Volume 2 Issue 2 of Eastern European Holocaust Studies co-edited by Tali Nates and Mirjam Zadoff

The Johannesburg Holocaust & Genocide Centre is proud to share Volume 2 Issue 2 of Eastern European Holocaust Studies, the Themed Issue: Museum. Guest edited by the director of the Johannesburg Holocaust & Genocide Centre, Tali Nates and Mirjam Zadoff, the Director of the Munich Documentation Center for the History of National Socialism.

The year 2025 marks the 80th anniversary of the end of the Second World War and the Holocaust. These days, it is largely forgotten that it was not followed by an immediate surge of memorials and museums remembering the Holocaust and the crimes committed by Nazi Germany and its collaborators all over Europe and beyond.

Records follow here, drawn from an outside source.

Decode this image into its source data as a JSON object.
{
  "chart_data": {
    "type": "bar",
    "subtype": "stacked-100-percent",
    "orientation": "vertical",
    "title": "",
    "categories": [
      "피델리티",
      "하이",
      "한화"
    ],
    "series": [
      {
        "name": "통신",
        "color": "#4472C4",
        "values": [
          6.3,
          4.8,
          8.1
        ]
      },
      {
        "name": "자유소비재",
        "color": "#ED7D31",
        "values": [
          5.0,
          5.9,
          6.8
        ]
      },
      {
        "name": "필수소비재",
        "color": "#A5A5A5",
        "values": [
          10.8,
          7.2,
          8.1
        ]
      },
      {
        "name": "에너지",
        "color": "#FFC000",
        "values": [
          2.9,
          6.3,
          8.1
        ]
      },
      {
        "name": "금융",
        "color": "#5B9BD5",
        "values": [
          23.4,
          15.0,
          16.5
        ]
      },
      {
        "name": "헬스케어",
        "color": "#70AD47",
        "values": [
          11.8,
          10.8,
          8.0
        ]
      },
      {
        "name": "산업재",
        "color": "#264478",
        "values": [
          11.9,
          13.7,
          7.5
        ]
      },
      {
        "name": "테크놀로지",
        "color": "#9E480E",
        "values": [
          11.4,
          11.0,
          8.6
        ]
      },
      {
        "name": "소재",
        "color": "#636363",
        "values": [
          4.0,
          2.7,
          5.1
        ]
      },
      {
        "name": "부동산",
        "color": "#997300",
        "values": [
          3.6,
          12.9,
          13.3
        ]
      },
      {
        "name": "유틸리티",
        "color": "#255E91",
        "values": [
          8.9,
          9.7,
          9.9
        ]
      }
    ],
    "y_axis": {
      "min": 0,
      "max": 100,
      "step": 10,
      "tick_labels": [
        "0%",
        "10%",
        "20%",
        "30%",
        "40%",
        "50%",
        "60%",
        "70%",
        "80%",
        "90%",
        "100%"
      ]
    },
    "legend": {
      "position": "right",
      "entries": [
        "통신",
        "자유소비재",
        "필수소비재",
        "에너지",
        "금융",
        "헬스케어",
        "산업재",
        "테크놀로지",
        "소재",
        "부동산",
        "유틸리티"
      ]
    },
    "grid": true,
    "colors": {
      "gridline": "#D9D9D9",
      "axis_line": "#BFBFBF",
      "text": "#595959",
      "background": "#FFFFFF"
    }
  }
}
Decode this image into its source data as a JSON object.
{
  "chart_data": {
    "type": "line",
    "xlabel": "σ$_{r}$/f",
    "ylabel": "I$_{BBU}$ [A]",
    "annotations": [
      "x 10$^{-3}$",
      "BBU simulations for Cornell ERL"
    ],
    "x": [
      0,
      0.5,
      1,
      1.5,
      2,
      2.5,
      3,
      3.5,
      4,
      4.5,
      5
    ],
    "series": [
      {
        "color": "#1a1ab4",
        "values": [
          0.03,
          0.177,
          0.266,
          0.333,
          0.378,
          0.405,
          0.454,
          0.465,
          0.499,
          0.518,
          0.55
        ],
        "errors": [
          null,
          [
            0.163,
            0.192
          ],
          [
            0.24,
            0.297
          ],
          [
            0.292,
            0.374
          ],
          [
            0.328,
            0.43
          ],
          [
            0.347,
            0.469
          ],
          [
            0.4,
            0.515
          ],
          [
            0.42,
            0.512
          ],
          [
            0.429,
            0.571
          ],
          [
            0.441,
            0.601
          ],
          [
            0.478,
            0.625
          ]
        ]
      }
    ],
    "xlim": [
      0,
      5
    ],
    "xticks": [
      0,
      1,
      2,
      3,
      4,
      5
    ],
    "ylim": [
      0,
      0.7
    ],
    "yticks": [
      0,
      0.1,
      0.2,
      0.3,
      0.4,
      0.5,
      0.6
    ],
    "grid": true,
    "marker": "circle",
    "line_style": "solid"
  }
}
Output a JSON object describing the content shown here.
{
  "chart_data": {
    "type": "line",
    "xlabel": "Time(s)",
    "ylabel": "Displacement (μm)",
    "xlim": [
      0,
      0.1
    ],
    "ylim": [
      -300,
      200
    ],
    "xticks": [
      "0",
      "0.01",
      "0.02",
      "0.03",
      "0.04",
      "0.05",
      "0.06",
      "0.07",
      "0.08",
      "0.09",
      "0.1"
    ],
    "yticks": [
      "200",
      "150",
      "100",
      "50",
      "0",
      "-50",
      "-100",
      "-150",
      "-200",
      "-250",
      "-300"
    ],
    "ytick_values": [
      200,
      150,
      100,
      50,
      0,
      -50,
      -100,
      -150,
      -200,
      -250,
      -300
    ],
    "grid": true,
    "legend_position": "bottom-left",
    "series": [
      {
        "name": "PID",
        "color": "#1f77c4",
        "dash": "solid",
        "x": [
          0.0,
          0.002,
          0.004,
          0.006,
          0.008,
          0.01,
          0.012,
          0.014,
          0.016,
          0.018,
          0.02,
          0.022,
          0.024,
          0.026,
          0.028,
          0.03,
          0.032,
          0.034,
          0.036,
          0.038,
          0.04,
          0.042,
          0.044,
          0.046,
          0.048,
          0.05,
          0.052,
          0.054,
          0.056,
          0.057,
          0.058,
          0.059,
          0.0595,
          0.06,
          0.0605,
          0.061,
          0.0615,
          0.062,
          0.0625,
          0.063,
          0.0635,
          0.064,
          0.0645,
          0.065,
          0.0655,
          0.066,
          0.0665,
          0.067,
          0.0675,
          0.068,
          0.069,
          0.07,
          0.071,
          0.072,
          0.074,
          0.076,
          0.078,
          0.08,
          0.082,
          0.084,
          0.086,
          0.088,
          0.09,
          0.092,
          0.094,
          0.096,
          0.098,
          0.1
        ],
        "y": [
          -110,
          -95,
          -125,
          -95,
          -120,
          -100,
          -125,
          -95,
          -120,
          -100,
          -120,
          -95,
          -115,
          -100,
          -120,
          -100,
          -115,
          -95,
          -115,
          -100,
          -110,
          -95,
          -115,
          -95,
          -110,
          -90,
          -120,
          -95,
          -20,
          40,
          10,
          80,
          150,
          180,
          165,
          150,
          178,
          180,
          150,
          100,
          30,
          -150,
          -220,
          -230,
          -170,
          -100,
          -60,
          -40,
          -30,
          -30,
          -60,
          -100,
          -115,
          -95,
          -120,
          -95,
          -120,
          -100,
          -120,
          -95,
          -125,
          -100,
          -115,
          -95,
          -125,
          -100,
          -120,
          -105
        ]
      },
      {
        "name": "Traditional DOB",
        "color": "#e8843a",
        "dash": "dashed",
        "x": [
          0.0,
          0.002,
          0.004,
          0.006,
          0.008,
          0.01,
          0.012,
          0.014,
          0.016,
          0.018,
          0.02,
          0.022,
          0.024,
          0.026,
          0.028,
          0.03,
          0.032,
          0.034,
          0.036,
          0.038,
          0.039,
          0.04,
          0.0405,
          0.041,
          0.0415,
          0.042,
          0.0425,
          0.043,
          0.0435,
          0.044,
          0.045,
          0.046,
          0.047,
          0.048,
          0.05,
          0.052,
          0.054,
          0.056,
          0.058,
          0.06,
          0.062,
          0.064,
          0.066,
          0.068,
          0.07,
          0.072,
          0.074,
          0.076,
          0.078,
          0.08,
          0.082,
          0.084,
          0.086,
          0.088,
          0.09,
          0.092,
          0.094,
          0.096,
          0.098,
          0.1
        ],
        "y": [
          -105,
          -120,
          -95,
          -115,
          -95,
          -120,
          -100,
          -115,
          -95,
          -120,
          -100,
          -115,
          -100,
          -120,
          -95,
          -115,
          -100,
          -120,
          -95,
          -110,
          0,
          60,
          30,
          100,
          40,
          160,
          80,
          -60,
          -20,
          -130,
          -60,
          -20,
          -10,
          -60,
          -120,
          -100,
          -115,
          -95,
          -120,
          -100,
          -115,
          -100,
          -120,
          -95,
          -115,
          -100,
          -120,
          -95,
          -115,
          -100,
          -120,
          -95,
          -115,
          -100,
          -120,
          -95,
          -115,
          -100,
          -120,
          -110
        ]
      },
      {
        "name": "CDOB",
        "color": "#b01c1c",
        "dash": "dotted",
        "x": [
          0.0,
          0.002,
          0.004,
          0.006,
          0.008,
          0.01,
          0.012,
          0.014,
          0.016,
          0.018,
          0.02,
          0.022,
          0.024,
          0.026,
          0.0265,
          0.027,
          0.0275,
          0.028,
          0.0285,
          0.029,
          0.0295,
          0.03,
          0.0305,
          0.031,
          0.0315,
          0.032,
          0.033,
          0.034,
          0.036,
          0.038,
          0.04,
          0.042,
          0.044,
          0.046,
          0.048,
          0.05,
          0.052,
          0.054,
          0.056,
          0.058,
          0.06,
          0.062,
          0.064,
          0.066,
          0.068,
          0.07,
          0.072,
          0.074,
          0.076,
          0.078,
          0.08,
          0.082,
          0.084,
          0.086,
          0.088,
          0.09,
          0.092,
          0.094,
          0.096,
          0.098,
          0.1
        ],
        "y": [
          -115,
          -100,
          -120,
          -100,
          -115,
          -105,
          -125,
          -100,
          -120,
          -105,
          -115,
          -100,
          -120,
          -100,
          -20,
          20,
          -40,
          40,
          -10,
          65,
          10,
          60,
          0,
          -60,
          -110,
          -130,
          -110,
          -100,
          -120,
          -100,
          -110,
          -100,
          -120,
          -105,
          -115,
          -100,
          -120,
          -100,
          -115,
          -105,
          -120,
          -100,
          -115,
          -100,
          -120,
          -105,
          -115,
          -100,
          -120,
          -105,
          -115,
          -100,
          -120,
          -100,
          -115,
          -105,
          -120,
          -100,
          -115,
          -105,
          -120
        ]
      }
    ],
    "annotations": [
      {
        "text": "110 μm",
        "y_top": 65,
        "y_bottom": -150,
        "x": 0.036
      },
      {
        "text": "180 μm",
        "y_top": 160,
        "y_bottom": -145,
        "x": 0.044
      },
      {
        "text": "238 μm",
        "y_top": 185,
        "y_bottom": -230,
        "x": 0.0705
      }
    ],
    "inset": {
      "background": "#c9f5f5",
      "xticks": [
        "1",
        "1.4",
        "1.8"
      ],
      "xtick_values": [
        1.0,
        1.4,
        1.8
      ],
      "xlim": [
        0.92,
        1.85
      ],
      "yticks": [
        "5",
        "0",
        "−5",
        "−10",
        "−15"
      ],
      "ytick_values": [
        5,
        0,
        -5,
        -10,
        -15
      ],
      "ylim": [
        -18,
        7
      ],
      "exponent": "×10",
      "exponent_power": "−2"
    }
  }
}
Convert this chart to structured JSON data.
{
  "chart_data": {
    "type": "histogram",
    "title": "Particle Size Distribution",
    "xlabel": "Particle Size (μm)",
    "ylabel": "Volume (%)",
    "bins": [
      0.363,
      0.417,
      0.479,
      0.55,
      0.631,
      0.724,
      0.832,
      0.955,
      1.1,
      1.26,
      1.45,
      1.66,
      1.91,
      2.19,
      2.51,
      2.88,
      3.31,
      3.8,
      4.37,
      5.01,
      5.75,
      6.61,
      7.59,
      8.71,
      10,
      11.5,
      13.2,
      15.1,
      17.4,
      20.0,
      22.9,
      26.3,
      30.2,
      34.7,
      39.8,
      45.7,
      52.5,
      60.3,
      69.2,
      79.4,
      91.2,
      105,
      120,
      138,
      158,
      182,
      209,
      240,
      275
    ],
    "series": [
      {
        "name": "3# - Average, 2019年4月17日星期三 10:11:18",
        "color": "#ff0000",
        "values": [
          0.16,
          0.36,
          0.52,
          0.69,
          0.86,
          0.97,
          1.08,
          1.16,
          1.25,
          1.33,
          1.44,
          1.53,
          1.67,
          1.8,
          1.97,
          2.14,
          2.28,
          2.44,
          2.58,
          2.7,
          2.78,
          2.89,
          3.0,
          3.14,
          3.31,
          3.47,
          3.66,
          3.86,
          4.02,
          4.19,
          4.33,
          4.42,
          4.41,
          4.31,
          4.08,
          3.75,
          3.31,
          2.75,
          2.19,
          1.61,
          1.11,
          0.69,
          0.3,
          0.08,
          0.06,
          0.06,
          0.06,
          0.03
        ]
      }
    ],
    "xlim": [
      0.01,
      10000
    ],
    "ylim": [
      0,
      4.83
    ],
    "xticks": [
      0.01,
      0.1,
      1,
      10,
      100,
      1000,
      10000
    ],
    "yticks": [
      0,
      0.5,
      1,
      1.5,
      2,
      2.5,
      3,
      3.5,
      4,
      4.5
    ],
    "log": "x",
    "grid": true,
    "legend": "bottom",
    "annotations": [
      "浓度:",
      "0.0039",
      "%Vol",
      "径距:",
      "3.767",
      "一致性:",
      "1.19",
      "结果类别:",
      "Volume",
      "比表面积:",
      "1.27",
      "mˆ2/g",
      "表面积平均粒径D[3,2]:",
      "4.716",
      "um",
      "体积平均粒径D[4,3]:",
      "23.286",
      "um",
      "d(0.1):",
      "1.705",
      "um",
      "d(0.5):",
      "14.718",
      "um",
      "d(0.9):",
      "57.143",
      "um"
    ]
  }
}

For this thematic section, we have invited contributions to discuss Holocaust museums in a lesser-known context, such as Eastern and Southern Europe, Africa or Japan. The articles and contributions in this issue employed qualitative methodologies such as in-depth interviews with government officials, bureaucrats, museum personnel (curators, museum directors, tour guides), direct observation, photographs, audio and visual elements and more. All articles and interviews will provide original contributions to the field of Holocaust studies and memory, investigating the architecture, history, and politics of the museums and memorials in the countries and context mentioned above.

They describe the challenges that institutions face, as fewer survivors and witnesses can contribute to their work, and right-wing politicians and populists glorify the legacy of perpetrators and aggressors. Collaboration with Nazi Germany as a taboo or blank spot often reflects how complicated the political realities are in which these museums operate. Sometimes these realities are new, but in other cases they go back to a long tradition of avoiding any shared responsibility for the crimes. As the various contributions reflect, museums and memorials are facing similar challenges and often learn from each other’s work and approaches. At the same time, the respective local and national contexts pose different challenges to their work.